All it takes is one leak of your password, and you're hung. Worse, you don't know that you're hung. You can't let somebody else use your password. Ever. You can't ask a family member to enter it in for you while you're on the road while they look up your bank balance on the way to the airport without disclosing your password.
And lots of people can see your password. Techies. Poorly-paid tech support people in India. System administrators. Clerks, counters, janitors, and people who dig up your stuff out of the pile of computer hardware behind XYZ large firm.
Passwords are a terrible, terrible idea for security, and have left the social environment highly vulnerable to vast compromises.
On the other hand, dual-key cryptography is rather good for security.
It doesn't matter who sees the key exchange. If somebody else gets your public key, it doesn't weaken the strength of your private key. Nobody else can see your private key. You don't need to disclose your private key to anyone to use it.

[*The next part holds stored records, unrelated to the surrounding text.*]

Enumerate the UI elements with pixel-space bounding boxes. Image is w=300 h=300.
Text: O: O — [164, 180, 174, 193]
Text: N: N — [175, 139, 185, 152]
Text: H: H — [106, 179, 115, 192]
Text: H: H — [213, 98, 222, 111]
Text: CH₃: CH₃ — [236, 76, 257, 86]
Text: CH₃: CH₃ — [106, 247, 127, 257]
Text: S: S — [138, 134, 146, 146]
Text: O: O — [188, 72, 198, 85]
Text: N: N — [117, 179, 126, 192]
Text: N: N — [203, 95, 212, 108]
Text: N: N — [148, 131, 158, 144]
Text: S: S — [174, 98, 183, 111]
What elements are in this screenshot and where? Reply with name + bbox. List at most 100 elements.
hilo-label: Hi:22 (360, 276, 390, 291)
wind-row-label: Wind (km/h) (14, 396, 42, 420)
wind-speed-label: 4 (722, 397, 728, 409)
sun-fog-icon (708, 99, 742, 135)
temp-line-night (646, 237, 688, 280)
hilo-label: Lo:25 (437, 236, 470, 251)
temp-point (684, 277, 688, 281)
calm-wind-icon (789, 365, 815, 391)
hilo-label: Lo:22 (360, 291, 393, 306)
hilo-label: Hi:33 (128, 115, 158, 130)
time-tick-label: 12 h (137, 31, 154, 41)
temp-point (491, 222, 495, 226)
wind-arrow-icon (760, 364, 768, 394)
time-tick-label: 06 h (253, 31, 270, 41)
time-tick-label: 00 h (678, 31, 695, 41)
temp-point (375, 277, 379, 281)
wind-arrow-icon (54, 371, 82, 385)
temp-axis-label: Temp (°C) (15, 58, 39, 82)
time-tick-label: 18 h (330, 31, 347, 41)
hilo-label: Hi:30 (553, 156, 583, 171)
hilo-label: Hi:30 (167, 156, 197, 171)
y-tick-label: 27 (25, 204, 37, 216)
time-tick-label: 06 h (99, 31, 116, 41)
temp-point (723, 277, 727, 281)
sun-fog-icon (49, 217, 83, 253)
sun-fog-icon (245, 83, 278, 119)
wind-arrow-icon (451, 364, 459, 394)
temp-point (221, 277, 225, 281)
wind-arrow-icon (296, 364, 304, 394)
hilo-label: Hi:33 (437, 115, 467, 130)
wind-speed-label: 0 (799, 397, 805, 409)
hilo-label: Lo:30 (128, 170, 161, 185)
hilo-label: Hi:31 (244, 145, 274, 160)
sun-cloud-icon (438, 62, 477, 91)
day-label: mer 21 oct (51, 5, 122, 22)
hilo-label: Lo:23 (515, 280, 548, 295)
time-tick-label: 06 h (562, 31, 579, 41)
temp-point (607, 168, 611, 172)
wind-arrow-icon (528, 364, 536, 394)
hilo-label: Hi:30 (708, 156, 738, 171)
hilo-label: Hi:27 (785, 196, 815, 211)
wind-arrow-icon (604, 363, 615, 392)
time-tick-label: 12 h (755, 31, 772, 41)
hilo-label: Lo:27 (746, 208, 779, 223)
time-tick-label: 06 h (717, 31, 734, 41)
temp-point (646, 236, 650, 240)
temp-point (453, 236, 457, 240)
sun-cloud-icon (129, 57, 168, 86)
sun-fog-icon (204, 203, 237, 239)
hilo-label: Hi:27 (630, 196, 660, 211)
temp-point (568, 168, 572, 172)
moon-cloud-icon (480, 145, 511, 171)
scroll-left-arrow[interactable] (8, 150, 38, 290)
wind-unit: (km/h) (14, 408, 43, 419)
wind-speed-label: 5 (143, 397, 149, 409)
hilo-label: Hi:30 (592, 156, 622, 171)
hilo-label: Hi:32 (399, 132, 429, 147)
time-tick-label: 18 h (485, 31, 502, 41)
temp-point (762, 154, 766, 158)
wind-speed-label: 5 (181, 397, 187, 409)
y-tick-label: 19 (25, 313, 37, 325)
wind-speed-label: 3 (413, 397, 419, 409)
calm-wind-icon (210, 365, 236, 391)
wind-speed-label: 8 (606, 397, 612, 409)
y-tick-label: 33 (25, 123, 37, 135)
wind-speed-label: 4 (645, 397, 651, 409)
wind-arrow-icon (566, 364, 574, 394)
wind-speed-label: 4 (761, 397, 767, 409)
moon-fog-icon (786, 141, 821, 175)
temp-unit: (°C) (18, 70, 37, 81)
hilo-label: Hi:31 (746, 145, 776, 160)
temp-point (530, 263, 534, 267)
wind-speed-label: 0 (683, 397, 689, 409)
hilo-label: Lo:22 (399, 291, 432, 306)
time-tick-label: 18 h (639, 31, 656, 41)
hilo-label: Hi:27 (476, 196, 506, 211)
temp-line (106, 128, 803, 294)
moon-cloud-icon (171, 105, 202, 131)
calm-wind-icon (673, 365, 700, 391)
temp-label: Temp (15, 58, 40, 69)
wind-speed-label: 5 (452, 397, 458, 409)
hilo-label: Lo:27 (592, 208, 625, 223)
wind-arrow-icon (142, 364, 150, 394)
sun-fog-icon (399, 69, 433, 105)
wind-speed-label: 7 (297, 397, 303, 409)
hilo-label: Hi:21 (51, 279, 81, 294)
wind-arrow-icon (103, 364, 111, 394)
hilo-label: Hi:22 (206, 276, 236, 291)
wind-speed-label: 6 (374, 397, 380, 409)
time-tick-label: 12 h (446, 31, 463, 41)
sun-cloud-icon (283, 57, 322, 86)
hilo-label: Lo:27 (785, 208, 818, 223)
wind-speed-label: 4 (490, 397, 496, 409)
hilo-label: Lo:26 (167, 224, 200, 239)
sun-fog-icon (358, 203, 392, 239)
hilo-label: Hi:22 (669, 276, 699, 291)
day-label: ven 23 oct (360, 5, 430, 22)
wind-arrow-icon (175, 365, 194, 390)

Personally, I'd like to see a password-key machine. Basically, a weak form of dual-key cryptography (at least as effective as a password) stored in a small doohickey. It has your private key. Rather than type in a password, you are given a set of characters that you need to encrypt with your doohickey. You type the characters into your doohickey, and indicate which private key you want to use. (since it's private, you really only need one)
You enter in the passphrase for your private key. You enter the response back into your website, whatever.
Weaknesses? Not many.
1) You can lose your doohickey. At which point you need to get another one, regenerate a private key, and hand out new public keys to everybody. But even with the doohickey, $RandomBadGuy can't do much without the passphrase. Which is not a "password" in the usual sense because it's only stored there, in the doohickey and cannot be seen by anybody else.
2) You can use your doohickey thru the phone. Your son-in-law is checking your bank balance for you, and you want him to - this time. He sees the challenge, and tells it to you. You enter challenge into doohickey, give him the response, and he types it in. That gives him nothing more than a login that time, because next time, the challenge will be different, and without doohickey, he can't do anything more.
3) Nobody else sees your private key. It's yours. It's private. Websites and such will have your public key, but it won't help them any since they don't have the private key that matches.
Doohickey doesn't have to be much - it could easily fit into a cell phone. Processing a small, 32-bit key isn't difficult, and the challenges don't have to be very long to well exceed the security of your average password. (EG: Wife's middle name, the street you were born on, etc)
I have no problem with your religion until you decide it's reason to deprive others of the truth.
That is actually one of the schemes that I use. I have a keyword that I use to generate the password for all websites; I concatenate the keyword and the site's domain name and use an hash of that and allow Firefox to store it. That way I get a different pwd for each site yet I can regenerate it if I need to.